Knowing better

When I was ten years old, I had a best friend. Her name was Helen. She lived ten minutes up the road on a smallholding with ponies (!) and had her own (rickety, damp-smelling) caravan, where we used to spend our afternoons hiding from our little brothers, singing Jason & Kylie songs, trying on lipstick and eating Cadbury’s Crunchies. When we were eleven, on the basis of a ‘verbal reasoning test,’ we were sent to different schools: she to the comprehensive, while I went to the girls’ grammar. I didn’t understand what was happening, but I remember crying and begging my teacher to fix it so that we could stay together. It was for the best, she said. That was the system. There was nothing she could do. I didn’t realise at the time, but it was my first taste of segregation. I didn’t know any better.

I never played with Helen again. I had a good education, a privileged education. An education my parents wanted, worked hard for, planned, and bought a house in the right place for. But it was a segregated education, and not entirely a happy one. At my school there were no boys, few ethnic minorities, and I remember no one with a disability. In a world of uniformity, I was picked on as the odd one, and I thought it was my fault. I didn’t realise it was the system that was at fault – how could I? I didn’t know any better.

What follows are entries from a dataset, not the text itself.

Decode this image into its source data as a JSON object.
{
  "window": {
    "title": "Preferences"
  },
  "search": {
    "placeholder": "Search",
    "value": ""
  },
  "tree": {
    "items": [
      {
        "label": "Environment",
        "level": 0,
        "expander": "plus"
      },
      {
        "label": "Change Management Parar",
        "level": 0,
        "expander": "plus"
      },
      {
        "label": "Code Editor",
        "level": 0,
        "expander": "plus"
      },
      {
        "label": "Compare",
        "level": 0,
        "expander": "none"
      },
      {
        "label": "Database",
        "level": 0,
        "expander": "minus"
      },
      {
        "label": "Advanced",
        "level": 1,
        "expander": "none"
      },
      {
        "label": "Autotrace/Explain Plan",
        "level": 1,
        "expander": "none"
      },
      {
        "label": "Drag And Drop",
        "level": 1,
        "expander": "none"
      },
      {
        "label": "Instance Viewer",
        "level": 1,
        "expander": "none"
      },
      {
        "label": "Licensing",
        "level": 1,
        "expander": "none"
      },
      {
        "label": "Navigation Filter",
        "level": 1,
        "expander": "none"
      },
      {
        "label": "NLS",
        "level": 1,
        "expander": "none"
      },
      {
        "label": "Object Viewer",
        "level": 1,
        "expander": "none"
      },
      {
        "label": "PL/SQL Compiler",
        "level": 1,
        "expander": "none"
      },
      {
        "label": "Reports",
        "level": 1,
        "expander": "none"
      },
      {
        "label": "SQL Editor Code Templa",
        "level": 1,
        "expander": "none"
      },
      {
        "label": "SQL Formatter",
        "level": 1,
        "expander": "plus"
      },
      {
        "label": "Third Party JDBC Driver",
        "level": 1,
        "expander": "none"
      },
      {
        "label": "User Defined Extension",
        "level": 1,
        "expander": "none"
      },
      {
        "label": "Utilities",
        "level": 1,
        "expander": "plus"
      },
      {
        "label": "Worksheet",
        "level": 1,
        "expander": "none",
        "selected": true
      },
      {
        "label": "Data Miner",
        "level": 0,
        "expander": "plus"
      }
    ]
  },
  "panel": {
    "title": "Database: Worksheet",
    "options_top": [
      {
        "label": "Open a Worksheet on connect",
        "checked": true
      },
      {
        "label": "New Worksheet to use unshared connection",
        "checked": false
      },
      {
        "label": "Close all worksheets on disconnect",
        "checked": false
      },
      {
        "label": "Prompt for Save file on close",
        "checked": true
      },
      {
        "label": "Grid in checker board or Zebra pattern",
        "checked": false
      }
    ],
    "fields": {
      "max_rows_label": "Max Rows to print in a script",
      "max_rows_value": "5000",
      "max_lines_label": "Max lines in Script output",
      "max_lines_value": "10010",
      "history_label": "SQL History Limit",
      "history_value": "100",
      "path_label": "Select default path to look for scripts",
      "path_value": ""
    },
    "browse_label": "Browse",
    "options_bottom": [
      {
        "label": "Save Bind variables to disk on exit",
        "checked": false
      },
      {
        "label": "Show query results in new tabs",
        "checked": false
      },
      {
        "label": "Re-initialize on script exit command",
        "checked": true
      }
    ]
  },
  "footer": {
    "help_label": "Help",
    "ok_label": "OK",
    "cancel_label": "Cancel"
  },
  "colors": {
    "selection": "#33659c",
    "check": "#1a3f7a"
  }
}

When I was 38 weeks pregnant with my second child, I was advised to abort him on the grounds of his likely disabilities, his hypothetical quality of life, and his potential impact upon the lives of those around him. I almost followed that advice – I didn’t know any better. Many more parents do follow that advice, because exclusion and segregation don’t start with the ‘eleven plus;’ they start at 24 weeks of pregnancy. This is the point at which disabled children are denied the automatic right to life that is granted to non-disabled children. Right across the country, at their twenty-week scans, mothers bearing children with something as innocuous as Down Syndrome are told, “I’m sorry,” when they should be hearing “Congratulations.” They rarely challenge it. They don’t know any better.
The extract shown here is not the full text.